Python - Sentiment Analysis using Pointwise Mutual Information

Question 1

Generally, calculating PMI is tricky since the formula will change depending on the size of the ngram that you want to take into consideration:

Mathematically, for bigrams, you can simply consider:

log(p(a,b) / ( p(a) * p(b) ))

Programmatically, let's say you have calculated all the frequencies of the unigrams and bigrams in your corpus, you do this:

def pmi(word1, word2, unigram_freq, bigram_freq):
  prob_word1 = unigram_freq[word1] / float(sum(unigram_freq.values()))
  prob_word2 = unigram_freq[word2] / float(sum(unigram_freq.values()))
  prob_word1_word2 = bigram_freq[" ".join([word1, word2])] / float(sum(bigram_freq.values()))
  return math.log(prob_word1_word2/float(prob_word1*prob_word2),2)

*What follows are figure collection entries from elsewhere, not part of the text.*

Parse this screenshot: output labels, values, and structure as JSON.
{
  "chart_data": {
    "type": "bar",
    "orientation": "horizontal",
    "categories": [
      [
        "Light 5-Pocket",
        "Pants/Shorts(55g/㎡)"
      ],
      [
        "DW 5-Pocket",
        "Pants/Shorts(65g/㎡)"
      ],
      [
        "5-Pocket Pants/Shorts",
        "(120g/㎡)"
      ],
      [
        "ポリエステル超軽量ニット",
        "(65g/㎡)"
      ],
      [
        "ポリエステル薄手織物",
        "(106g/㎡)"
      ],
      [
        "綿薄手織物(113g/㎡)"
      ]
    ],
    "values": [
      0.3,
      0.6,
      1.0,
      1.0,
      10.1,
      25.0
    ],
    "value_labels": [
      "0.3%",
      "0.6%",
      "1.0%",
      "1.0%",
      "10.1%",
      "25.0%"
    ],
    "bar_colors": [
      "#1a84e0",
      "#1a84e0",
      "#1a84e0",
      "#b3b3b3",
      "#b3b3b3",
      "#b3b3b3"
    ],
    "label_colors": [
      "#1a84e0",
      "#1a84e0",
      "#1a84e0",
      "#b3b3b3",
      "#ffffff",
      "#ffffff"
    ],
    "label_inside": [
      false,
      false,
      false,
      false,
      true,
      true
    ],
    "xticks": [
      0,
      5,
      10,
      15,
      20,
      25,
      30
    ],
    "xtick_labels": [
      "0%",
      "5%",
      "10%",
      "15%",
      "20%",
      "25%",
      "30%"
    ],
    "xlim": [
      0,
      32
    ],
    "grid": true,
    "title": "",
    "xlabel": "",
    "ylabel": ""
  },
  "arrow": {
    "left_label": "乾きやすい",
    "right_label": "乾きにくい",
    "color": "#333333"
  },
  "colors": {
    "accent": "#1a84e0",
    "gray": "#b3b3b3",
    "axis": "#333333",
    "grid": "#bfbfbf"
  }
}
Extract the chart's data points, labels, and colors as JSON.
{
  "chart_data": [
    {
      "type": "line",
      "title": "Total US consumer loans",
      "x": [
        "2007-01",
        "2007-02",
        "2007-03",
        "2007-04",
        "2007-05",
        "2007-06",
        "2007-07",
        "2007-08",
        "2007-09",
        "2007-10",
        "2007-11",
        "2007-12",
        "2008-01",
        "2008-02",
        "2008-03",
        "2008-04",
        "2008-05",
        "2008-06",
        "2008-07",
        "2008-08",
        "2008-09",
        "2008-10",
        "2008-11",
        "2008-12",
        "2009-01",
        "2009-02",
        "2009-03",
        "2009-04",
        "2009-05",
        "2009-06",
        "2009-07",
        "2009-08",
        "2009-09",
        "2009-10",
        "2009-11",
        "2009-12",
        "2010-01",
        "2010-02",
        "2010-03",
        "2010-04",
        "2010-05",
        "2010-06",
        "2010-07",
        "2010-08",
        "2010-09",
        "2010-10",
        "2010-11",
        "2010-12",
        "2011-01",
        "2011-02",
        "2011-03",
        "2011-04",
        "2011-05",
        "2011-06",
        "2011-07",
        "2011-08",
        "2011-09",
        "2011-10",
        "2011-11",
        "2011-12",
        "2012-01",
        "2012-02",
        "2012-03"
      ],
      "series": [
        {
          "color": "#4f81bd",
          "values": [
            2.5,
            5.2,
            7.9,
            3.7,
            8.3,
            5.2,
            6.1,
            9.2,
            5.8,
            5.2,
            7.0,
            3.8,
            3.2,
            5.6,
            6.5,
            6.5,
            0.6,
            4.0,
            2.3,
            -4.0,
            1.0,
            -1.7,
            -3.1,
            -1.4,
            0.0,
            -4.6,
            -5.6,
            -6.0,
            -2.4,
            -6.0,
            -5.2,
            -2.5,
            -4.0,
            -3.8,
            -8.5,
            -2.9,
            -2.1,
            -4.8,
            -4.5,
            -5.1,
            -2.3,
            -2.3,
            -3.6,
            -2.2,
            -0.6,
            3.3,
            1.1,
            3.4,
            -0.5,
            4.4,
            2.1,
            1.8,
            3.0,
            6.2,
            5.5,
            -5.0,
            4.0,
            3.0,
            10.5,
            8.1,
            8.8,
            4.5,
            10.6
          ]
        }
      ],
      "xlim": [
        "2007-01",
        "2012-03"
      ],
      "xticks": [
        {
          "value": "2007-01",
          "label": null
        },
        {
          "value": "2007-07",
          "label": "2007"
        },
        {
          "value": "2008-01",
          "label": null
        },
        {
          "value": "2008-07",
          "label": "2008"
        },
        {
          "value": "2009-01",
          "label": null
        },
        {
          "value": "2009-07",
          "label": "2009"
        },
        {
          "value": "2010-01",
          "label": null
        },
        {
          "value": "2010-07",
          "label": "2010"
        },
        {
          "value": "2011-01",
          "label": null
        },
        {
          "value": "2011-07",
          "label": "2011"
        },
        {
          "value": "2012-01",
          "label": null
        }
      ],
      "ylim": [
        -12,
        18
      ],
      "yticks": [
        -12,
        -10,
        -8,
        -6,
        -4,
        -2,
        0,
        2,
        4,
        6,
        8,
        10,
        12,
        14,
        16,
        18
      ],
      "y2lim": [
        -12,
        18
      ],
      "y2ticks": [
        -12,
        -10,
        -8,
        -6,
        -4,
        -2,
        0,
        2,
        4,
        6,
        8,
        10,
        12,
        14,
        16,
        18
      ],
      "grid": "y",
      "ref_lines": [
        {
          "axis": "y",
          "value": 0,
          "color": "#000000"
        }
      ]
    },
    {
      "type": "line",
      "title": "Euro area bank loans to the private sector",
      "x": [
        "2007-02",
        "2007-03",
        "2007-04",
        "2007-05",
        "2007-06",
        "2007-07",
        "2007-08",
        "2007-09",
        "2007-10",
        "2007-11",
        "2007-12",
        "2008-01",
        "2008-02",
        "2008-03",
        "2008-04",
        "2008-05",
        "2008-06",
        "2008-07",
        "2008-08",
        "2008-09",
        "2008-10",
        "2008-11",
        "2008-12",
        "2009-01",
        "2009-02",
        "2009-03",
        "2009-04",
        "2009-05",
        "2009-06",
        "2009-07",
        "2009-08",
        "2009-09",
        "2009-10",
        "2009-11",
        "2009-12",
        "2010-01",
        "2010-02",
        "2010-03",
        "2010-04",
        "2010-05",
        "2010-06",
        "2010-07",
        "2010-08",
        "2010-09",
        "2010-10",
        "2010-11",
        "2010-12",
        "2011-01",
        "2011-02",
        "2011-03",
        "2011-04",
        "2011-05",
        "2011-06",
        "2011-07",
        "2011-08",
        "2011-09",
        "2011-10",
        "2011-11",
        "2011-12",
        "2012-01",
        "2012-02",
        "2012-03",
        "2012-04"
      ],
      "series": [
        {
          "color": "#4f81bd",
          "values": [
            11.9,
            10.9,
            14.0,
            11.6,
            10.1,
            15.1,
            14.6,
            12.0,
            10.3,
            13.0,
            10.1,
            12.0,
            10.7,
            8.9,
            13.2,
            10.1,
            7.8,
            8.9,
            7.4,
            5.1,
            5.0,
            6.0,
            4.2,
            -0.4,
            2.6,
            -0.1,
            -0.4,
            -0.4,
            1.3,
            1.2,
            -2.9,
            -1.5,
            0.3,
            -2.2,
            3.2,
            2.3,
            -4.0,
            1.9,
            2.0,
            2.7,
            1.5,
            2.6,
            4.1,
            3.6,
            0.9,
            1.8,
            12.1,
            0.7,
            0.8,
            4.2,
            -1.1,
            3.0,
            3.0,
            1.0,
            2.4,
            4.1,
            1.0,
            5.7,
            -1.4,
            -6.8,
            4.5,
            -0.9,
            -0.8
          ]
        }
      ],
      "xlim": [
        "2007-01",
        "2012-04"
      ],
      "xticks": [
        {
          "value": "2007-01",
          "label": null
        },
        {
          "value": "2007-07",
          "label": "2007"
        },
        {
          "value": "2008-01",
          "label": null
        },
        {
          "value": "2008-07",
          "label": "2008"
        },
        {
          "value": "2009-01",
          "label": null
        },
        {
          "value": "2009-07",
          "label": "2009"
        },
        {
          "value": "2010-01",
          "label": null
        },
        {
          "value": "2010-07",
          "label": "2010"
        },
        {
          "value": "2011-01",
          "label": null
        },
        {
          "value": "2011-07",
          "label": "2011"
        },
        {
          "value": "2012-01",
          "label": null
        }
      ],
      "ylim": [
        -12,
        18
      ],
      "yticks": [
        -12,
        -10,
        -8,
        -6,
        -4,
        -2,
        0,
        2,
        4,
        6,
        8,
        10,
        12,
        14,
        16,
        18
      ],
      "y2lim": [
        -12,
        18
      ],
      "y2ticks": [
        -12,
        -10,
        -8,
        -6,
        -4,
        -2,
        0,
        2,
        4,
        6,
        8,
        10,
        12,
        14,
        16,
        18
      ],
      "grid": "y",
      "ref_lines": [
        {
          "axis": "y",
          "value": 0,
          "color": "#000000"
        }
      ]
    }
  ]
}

This is a code snippet from an MWE library but it's in its pre-development stage (https://github.com/alvations/Terminator/blob/master/mwe.py). But do note that it's for parallel MWE extraction, so here's how you can "hack" it to extract monolingual MWE:

$ wget https://dl.dropboxusercontent.com/u/45771499/mwe.py
$ printf "This is a foo bar sentence .\nI need multi-word expression from this text file.\nThe text file is messed up , I know you foo bar multi-word expression thingy .\n More foo bar is needed , so that the text file is populated with some sort of foo bar bigrams to extract the multi-word expression ." > src.txt
$ printf "" > trg.txt
$ python
>>> import codecs
>>> from mwe import load_ngramfreq, extract_mwe

>>> # Calculates the unigrams and bigrams counts.
>>> # More superfluously, "Training a bigram 'language model'."
>>> unigram, bigram, _ , _ = load_ngramfreq('src.txt','trg.txt')

>>> sent = "This is another foo bar sentence not in the training corpus ."

>>> for threshold in range(-2, 4):
...     print threshold, [mwe for mwe in extract_mwe(sent.strip().lower(), unigram, bigram, threshold)]

[out]:

-2 ['this is', 'is another', 'another foo', 'foo bar', 'bar sentence', 'sentence not', 'not in', 'in the', 'the training', 'training corpus', 'corpus .']
-1 ['this is', 'is another', 'another foo', 'foo bar', 'bar sentence', 'sentence not', 'not in', 'in the', 'the training', 'training corpus', 'corpus .']
0 ['this is', 'foo bar', 'bar sentence']
1 ['this is', 'foo bar', 'bar sentence']
2 ['this is', 'foo bar', 'bar sentence']
3 ['foo bar', 'bar sentence']
4 []

For further details, i find this thesis an quick and easy introduction to MWE extraction: "Extending the Log Likelihood Measure to Improve Collocation Identification", see http://goo.gl/5ebTJJ

Question 2

The Python library DISSECT contains a few methods to compute Pointwise Mutual Information on co-occurrence matrices.

Example:

#ex03.py
#-------
from composes.utils import io_utils
from composes.transformation.scaling.ppmi_weighting import PpmiWeighting

#create a space from co-occurrence counts in sparse format
my_space = io_utils.load("./data/out/ex01.pkl")

#print the co-occurrence matrix of the space
print my_space.cooccurrence_matrix

#apply ppmi weighting
my_space = my_space.apply(PpmiWeighting())

#print the co-occurrence matrix of the transformed space
print my_space.cooccurrence_matrix

Code on GitHub for the PMI methods.

Reference: Georgiana Dinu, Nghia The Pham, and Marco Baroni. 2013. DISSECT: DIStributional SEmantics Composition Toolkit. In Proceedings of the System Demonstrations of ACL 2013, Sofia, Bulgaria

Related: Calculating pointwise mutual information between two strings

Question 3

To answer why your results are erratic, it is important to know that Google Search is not a dependable source for word frequencies. Frequencies as returned by the engine are mere estimations that are particularly inaccurate and possibly contradictory when querying for multiple words. This is not to bash Google, but it is not a utility for frequency counts. Therefore, your implementation may be fine, but the results on that basis can still be non-sensical.

For a more in-depth discussion of the matter, read "Googleology is bad science" by Adam Kilgarriff.